A GfK (2020) mapeou consumos e hábitos pós-crise no Brasil, com subsídios para a gestão na realidade do ‘novo normal’, um modificado padrão de normalidade. Levou em conta características da população (alta proporção de gente com pouca renda e escolaridade) e de outras dimensões do macroambiente do país (anos antecedentes de crise econômica, taxa de desemprego, saúde). GfK que ainda publica, duas vezes ao mês, um retrato atualizado do ‘pulso do consumidor’ ante o novo coronavírus.
A KANTAR (2020) já publicou mais de 10 edições de sua pesquisa acerca das influências da pandemia no consumidor no Brasil. Numa das últimas delas, relata a intenção de muitos deles de manter mudanças comportamentais na ‘nova realidade’ por vir (embora não se saiba quando ela virá).
A IPSOS (2020) investigou as modificações na vida do consumidor no país em termos de jornada de compra, migração entre canais, determinantes, razões e barreiras de compra, sob efeitos de incerteza, tensões e medos. Aduziu um novo significado para o papel de comprador. Discutiu as mudanças já manifestadas e a perspectiva de continuidade além da pandemia.
A NIELSEN (2020) descortinou seis etapas-chave no processo de adaptação do consumidor, associadas às preocupações com a pandemia, bem como a heterogeneidade em regiões, estados e cidades brasileiras, entremeadas de muito aprendizado quanto ao consumo. Alertou as empresas sobre oportunidades para conscientizar os consumidores sobre a crise e, desse modo, reforçar vínculos com eles e ampliar negócios à frente.

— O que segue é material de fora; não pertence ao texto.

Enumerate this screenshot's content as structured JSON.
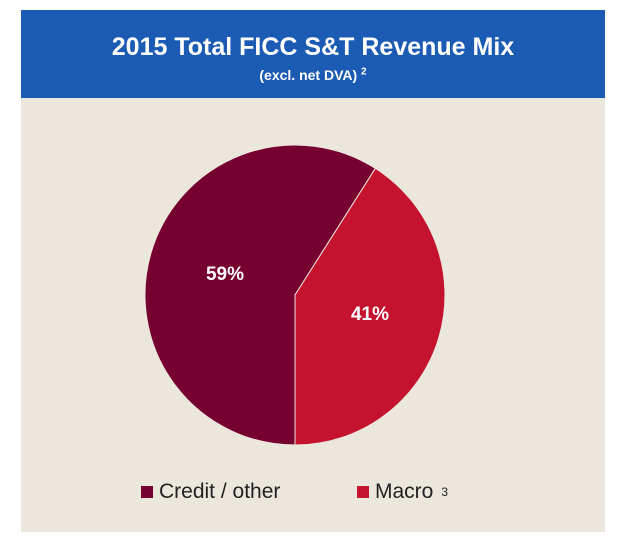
{
  "header": {
    "title": "2015 Total FICC S&T Revenue Mix",
    "subtitle": "(excl. net DVA)",
    "subtitle_note": "2"
  },
  "colors": {
    "header_bg": "#1b5bb4",
    "panel_bg": "#ece7dd",
    "credit_other": "#760030",
    "macro": "#c4122f"
  },
  "chart_data": {
    "type": "pie",
    "title": "2015 Total FICC S&T Revenue Mix",
    "subtitle": "(excl. net DVA) 2",
    "categories": [
      "Credit / other",
      "Macro"
    ],
    "values": [
      59,
      41
    ],
    "labels": [
      "59%",
      "41%"
    ],
    "legend_position": "bottom"
  },
  "legend": {
    "items": [
      {
        "label": "Credit / other",
        "note": ""
      },
      {
        "label": "Macro",
        "note": "3"
      }
    ]
  }
}
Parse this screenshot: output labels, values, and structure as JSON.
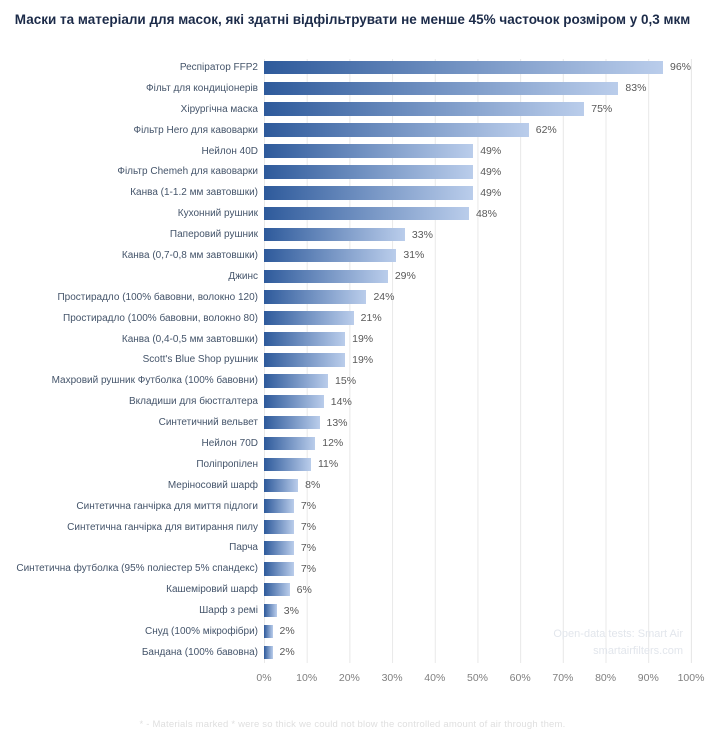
{
  "title": "Маски та матеріали для масок, які здатні відфільтрувати не менше 45% часточок розміром у 0,3 мкм",
  "chart_data": {
    "type": "bar",
    "orientation": "horizontal",
    "title": "Маски та матеріали для масок, які здатні відфільтрувати не менше 45% часточок розміром у 0,3 мкм",
    "categories": [
      "Респіратор FFP2",
      "Фільт для кондиціонерів",
      "Хірургічна маска",
      "Фільтр Hero для кавоварки",
      "Нейлон 40D",
      "Фільтр Chemeh для кавоварки",
      "Канва (1-1.2 мм завтовшки)",
      "Кухонний рушник",
      "Паперовий рушник",
      "Канва (0,7-0,8 мм завтовшки)",
      "Джинс",
      "Простирадло (100% бавовни, волокно 120)",
      "Простирадло (100% бавовни, волокно 80)",
      "Канва (0,4-0,5 мм завтовшки)",
      "Scott's Blue Shop рушник",
      "Махровий рушник Футболка (100% бавовни)",
      "Вкладиши для бюстгалтера",
      "Синтетичний вельвет",
      "Нейлон 70D",
      "Поліпропілен",
      "Меріносовий шарф",
      "Синтетична ганчірка для миття підлоги",
      "Синтетична ганчірка для витирання пилу",
      "Парча",
      "Синтетична футболка (95% поліестер 5% спандекс)",
      "Кашеміровий шарф",
      "Шарф з ремі",
      "Снуд (100% мікрофібри)",
      "Бандана (100% бавовна)"
    ],
    "values": [
      96,
      83,
      75,
      62,
      49,
      49,
      49,
      48,
      33,
      31,
      29,
      24,
      21,
      19,
      19,
      15,
      14,
      13,
      12,
      11,
      8,
      7,
      7,
      7,
      7,
      6,
      3,
      2,
      2
    ],
    "value_suffix": "%",
    "xlim": [
      0,
      100
    ],
    "x_ticks": [
      "0%",
      "10%",
      "20%",
      "30%",
      "40%",
      "50%",
      "60%",
      "70%",
      "80%",
      "90%",
      "100%"
    ],
    "grid": "vertical",
    "legend": "none",
    "bar_color_start": "#2E5A9B",
    "bar_color_end": "#BACDEB",
    "gridline_color": "#E8E8E8"
  },
  "watermark": {
    "line1": "Open-data tests: Smart Air",
    "line2": "smartairfilters.com"
  },
  "footnote": "* - Materials marked * were so thick we could not blow the controlled  amount of air through them."
}
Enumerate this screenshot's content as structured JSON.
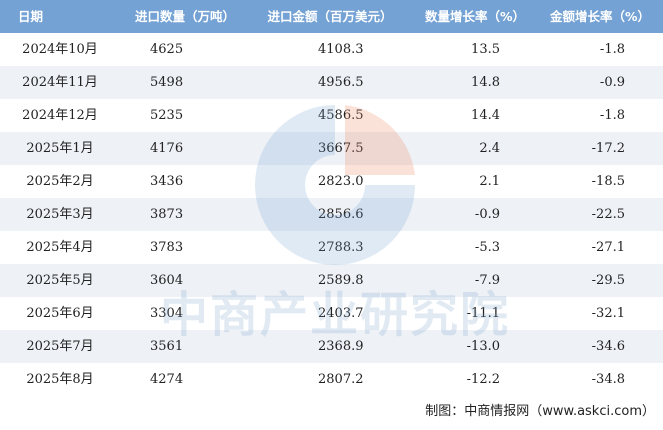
{
  "table": {
    "header": [
      "日期",
      "进口数量（万吨）",
      "进口金额（百万美元）",
      "数量增长率（%）",
      "金额增长率（%）"
    ],
    "rows": [
      [
        "2024年10月",
        "4625",
        "4108.3",
        "13.5",
        "-1.8"
      ],
      [
        "2024年11月",
        "5498",
        "4956.5",
        "14.8",
        "-0.9"
      ],
      [
        "2024年12月",
        "5235",
        "4586.5",
        "14.4",
        "-1.8"
      ],
      [
        "2025年1月",
        "4176",
        "3667.5",
        "2.4",
        "-17.2"
      ],
      [
        "2025年2月",
        "3436",
        "2823.0",
        "2.1",
        "-18.5"
      ],
      [
        "2025年3月",
        "3873",
        "2856.6",
        "-0.9",
        "-22.5"
      ],
      [
        "2025年4月",
        "3783",
        "2788.3",
        "-5.3",
        "-27.1"
      ],
      [
        "2025年5月",
        "3604",
        "2589.8",
        "-7.9",
        "-29.5"
      ],
      [
        "2025年6月",
        "3304",
        "2403.7",
        "-11.1",
        "-32.1"
      ],
      [
        "2025年7月",
        "3561",
        "2368.9",
        "-13.0",
        "-34.6"
      ],
      [
        "2025年8月",
        "4274",
        "2807.2",
        "-12.2",
        "-34.8"
      ]
    ]
  },
  "watermark": "中商产业研究院",
  "footer": "制图：中商情报网（www.askci.com）"
}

Esse é só um recorte de um acervo amplo, muito útil e elogiável. Mas ali está mais a pesquisa de “mercado” ou de “solução de problema” (Hunt, 2015: 64-66), com seu inegável valor. Tal acervo, porém, não substitui a pesquisa científica, capaz de prover genuína contribuição nova, validada e generalizável para a disciplina de Marketing, no geral, e no campo do Comportamento do Consumidor, em particular. Mantendo o espírito crítico, se toma a lição de Bunge (1998:3-6): a ciência não é apenas um prolongamento ou mesmo mero refinamento do conhecimento comum. A ciência constitui um conhecimento de um tipo especial, pois lida primariamente (embora não apenas) com eventos não observáveis, não suspeitados pelo leigo, articula e testa conjecturas além do conhecimento ordinário e testa tais suposições com a ajuda de técnicas especiais. Assim sendo, não haveria como tomar a produção comercial como Ciência.
Seguindo com os alicerces sólidos de Bunge (1998), se miram os contextos da descoberta e da justificação. A descoberta desponta também de meios não científicos (como criatividade e inspiração) e mais atrai a atenção da imprensa. Por sua vez, a justificação - raciocínio sobre evidências, replicabilidade, fundamentação de hipóteses, teste empírico de proposições e teorias, validade etc. – se prende ao método científico e a seus agentes (os cientistas).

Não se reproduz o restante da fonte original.